O hostel de Puerto Natales


Niko’s II Adventure, esse é nome do hostel em que ficamos. Estava em reforma, deverá ter outros ares a hora que você (por acaso um dia) for pra lá. Acomodações simples e caseira.Tão caseira que nos sentimos numa casa de família. Tinha até um poodle e um bebê de colo para completar. Mas foi muito bom. Gostamos bastante, principalmente pela Lulu, a francesa que nos recepcionou e nos ajudou em tudo o que foi preciso.

Torres del Paine – Glaciar Gray








Essa parte do parque foi uma outra atraçao muito interessante e incrível. Foi nossa primeira visáo, ao vivo, de um glaciar.
O glaciar estava a uns 17 Km da praia onte estávamos e Van, nao deu pra ter certeza se ela “gray” mesmo.. hehehe. Mas, próximo a nós, estavam dezenas de icebergs q se soltaram do glaciar e formavam esculturas azuis lindas.
Conseguimos pegar umas amostras do gelo secular q chegou até a margem da praia. E, claro, tirar dezenas de fotos para mostrar a vocês.

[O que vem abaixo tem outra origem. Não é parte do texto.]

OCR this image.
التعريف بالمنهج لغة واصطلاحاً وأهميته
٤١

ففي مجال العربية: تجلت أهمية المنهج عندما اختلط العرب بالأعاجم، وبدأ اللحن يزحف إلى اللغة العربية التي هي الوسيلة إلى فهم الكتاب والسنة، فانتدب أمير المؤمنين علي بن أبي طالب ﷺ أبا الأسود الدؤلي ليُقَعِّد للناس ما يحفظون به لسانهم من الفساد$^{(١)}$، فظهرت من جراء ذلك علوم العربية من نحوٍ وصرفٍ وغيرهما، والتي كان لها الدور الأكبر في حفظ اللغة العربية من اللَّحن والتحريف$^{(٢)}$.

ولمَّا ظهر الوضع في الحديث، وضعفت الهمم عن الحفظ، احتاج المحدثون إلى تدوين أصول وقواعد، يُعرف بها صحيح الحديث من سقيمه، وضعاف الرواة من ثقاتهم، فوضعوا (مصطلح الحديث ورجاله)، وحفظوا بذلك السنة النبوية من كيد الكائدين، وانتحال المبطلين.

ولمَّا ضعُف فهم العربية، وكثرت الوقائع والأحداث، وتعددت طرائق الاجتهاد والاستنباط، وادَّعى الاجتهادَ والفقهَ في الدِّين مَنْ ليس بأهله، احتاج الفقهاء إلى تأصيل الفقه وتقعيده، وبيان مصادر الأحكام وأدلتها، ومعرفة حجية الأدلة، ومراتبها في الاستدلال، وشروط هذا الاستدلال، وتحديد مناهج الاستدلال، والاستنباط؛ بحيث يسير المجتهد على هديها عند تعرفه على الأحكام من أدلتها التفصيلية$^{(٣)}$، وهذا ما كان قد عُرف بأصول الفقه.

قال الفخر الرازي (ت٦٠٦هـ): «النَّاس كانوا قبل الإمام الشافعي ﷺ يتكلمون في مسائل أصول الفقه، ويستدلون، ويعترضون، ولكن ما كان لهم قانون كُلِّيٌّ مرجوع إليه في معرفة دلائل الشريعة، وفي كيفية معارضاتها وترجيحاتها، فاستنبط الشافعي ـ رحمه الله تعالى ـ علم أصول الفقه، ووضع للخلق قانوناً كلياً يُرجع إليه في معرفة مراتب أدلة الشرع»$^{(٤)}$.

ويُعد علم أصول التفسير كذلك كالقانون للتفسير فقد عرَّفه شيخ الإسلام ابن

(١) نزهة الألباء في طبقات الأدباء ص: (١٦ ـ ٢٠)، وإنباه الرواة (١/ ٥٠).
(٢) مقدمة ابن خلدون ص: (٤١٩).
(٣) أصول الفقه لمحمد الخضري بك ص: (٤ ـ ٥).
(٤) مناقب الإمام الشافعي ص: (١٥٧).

(tentamos trazer, mas eles já descongelaram)

O problema foi aguentar o vento geladíssimo q vinha do glaciar.

Torres del Paine





O Parque Torres del Paine até q fica bem longinho da cidade de Puerto Natales, levamos cerca de 2 horas para chegar là.
Antes de chegarmos lá, passamos por uma caverna pré-histórica, que foi formada após a era Glaciar, onde o gelo derretido e tranformado em àgua, foi cavando a encosta da montanha e formou a tal caverna. Nessa caverna, a uns quase 100 anos atras, foi descoberto restos de um animal pré-histórico de 3m de altura, o qual eles deram o nome de Milodón.
Essa caverna é imensa, e a estátua do animal está nas fotos aí em cima.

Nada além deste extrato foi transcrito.